不知阿桃为什么突然提起胡先生,他如实回答:“是生意上的事。怎么,他有问题?”
“嗯。”阿桃用手轻轻戳了戳皮质的座椅,不再说话。
江望见状觉得自己似乎又惹她不开心,她这样子可并不像是认可胡先生没问题,他道:“我只知道他跟江文忠走得近,丧葬事业起家,现在各行各业都有一点涉及。”所以不可避免跟他有些往来。
阿桃扭头看他,那双原本锋利的眼睛带了些柔光,迎着光就显得更为真诚,似乎一点隐瞒也没有。
她不再追问,毕竟她跟他回家除了维持人形就是循着踪迹找回自己的胎枝,其他的都不重要了。
即便他不承认与狐妖的关系,但她迟早要抓住这两人的小辫子。
回到江望家,阿桃径直回到自己的卧室,发现小徒弟跟往常一样蹲在墙角等她。
似乎一切都没有改变,除了阿桃无端消失的热情。
第二天一早,阿桃在钟点工阿姨的敲门声中醒过来。
钟点工阿姨并不知道两人发生的变故,因为这件事在别人眼中是两人感情好的证明。
大家都以为江先生公事繁忙出差太久,陶小姐是因为思念他,所以一个人千里迢迢赶到营城。

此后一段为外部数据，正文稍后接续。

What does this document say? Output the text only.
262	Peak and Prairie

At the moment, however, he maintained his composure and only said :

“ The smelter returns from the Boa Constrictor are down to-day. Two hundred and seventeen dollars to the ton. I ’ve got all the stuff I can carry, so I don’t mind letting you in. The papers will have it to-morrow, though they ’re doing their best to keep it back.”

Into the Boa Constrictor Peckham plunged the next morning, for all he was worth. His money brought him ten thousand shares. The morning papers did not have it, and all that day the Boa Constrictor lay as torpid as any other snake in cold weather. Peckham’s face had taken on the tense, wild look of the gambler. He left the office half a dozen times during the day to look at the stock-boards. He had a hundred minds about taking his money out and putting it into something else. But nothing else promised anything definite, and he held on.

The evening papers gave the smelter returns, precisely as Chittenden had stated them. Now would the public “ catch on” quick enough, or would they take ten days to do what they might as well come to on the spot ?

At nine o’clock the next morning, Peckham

两人在营城游玩时被当地的风景所吸引,所以打算在当地小住一段时间。
然而江先生要处理公司的事情,所以只得先回来不分昼夜地埋头工作,好不容易处理完之后又匆忙赶回营城陪陶小姐......
多么令人羡慕的爱情啊!
这段佳话的主人公之一阿桃恹恹地坐到餐桌前,江望看着她惨白的小脸内心一紧,“又难受了?”
阿桃打了个呵欠,轻轻摇了摇头。
她确实又不舒服了。
似乎只要是人形的状态她就会十分难受,而且是抑制不住的,突如其来的那种。这让她不禁想起电视剧里扎小人的情节,说不定自己的胎枝也被那狐妖扎了小人儿。

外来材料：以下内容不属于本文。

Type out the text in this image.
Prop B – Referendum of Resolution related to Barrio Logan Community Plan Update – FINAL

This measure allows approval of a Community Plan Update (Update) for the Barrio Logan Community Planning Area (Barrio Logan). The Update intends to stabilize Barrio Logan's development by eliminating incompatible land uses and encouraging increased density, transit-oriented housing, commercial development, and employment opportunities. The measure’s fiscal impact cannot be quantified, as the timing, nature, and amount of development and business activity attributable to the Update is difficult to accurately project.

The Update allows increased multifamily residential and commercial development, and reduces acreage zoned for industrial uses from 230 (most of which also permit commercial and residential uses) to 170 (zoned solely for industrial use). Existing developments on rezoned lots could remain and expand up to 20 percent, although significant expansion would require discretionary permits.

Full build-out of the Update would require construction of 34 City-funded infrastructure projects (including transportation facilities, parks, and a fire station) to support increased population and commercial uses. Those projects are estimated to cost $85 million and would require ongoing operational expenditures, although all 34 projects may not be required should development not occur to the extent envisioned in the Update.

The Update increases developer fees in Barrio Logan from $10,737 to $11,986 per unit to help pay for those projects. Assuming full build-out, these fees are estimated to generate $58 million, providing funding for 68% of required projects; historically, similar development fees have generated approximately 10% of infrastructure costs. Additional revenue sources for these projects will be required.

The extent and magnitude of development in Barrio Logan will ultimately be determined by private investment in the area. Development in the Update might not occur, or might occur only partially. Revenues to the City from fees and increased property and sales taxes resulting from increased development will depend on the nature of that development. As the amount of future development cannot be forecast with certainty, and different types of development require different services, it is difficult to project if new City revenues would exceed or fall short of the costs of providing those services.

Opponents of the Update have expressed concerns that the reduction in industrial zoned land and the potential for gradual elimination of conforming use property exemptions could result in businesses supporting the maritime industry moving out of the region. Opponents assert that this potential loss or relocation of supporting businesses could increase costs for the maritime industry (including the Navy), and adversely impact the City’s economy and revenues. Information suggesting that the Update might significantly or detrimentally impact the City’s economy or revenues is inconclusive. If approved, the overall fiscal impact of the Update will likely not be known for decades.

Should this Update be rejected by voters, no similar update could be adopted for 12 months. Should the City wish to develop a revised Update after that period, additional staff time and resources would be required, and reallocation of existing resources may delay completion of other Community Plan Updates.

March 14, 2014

江望看着她变幻的表情,伸手想要摸摸她白的吓人的脸,想到什么怕她不喜欢,手僵在了半空中,然后又放了下去。
阿桃果然警惕地看了他一眼,将凳子离他稍微远了一些。
江望的手轻握成了拳,然后松开来,“我没有恶意,你不舒服一定要说。”
“知道了。”阿桃应了声,拿起筷子开始吃饭。
江望见她这幅态度,也知道她并不想继续跟自己搭话,也安静下来。
一顿饭吃得安静无比,只有筷子与盘子碰撞的声音。
饭后江望又仔细叮嘱了阿桃一番,说什么身体不舒服一定要给他打电话,不要自己硬撑着,有用没有的交代了一大通才舍得离去。
江望离开之后,阿桃回了卧室,可往常令她沉迷的电视剧似乎也没有那么好看了,她无聊地在床上休息了大半天忽然又觉得身体不舒服了。

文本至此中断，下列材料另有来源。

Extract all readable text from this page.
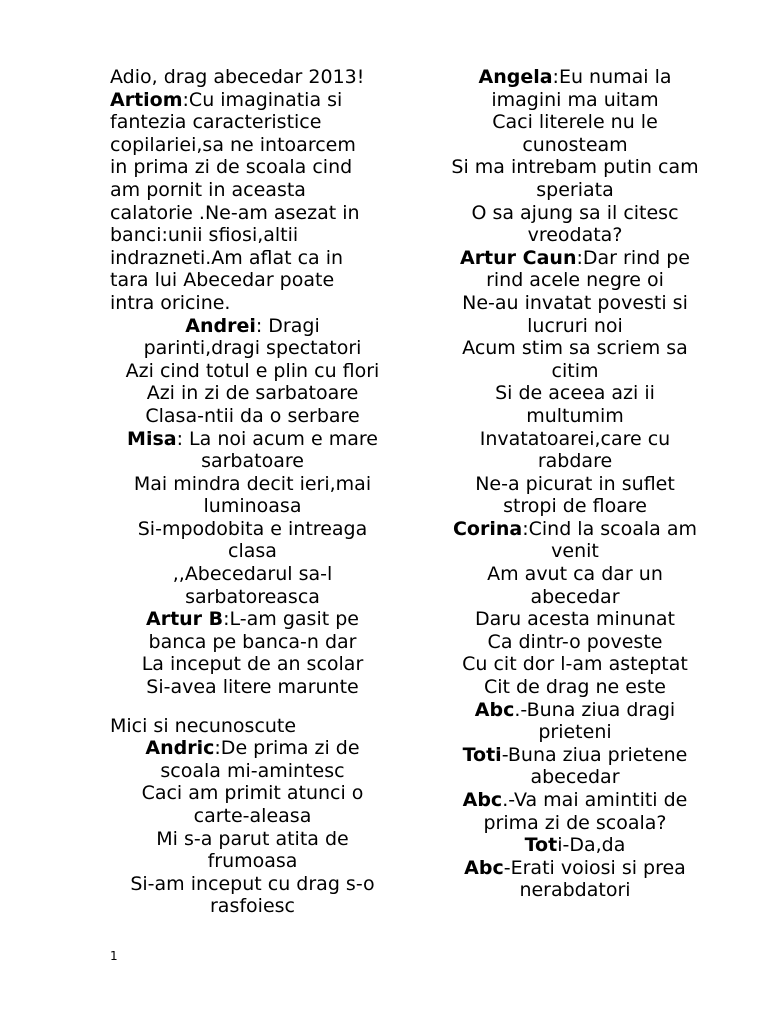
Adio, drag abecedar 2013!
Artiom:Cu imaginatia si
fantezia caracteristice
copilariei,sa ne intoarcem
in prima zi de scoala cind
am pornit in aceasta
calatorie .Ne-am asezat in
banci:unii sfiosi,altii
indrazneti.Am aflat ca in
tara lui Abecedar poate
intra oricine.
Andrei: Dragi
parinti,dragi spectatori
Azi cind totul e plin cu flori
Azi in zi de sarbatoare
Clasa-ntii da o serbare
Misa: La noi acum e mare
sarbatoare
Mai mindra decit ieri,mai
luminoasa
Si-mpodobita e intreaga
clasa
,,Abecedarul sa-l
sarbatoreasca
Artur B:L-am gasit pe
banca pe banca-n dar
La inceput de an scolar
Si-avea litere marunte
Mici si necunoscute
Andric:De prima zi de
scoala mi-amintesc
Caci am primit atunci o
carte-aleasa
Mi s-a parut atita de
frumoasa
Si-am inceput cu drag s-o
rasfoiesc
Angela:Eu numai la
imagini ma uitam
Caci literele nu le
cunosteam
Si ma intrebam putin cam
speriata
O sa ajung sa il citesc
vreodata?
Artur Caun:Dar rind pe
rind acele negre oi
Ne-au invatat povesti si
lucruri noi
Acum stim sa scriem sa
citim
Si de aceea azi ii
multumim
Invatatoarei,care cu
rabdare
Ne-a picurat in suflet
stropi de floare
Corina:Cind la scoala am
venit
Am avut ca dar un
abecedar
Daru acesta minunat
Ca dintr-o poveste
Cu cit dor l-am asteptat
Cit de drag ne este
Abc.-Buna ziua dragi
prieteni
Toti-Buna ziua prietene
abecedar
Abc.-Va mai amintiti de
prima zi de scoala?
Toti-Da,da
Abc-Erati voiosi si prea
nerabdatori
1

就算不喜欢江望她也不得不承认,呆在江望身边确实能让她舒服一些,自己能化灵是因为妖王的血啊,这血引起了鬼林之乱,那么多人都垂涎的东西为什么给她……
“嘶。”阿桃揉了揉脑袋,觉得十分难受,身体上那股子熟悉的骤冷骤热又有萌发的苗头了。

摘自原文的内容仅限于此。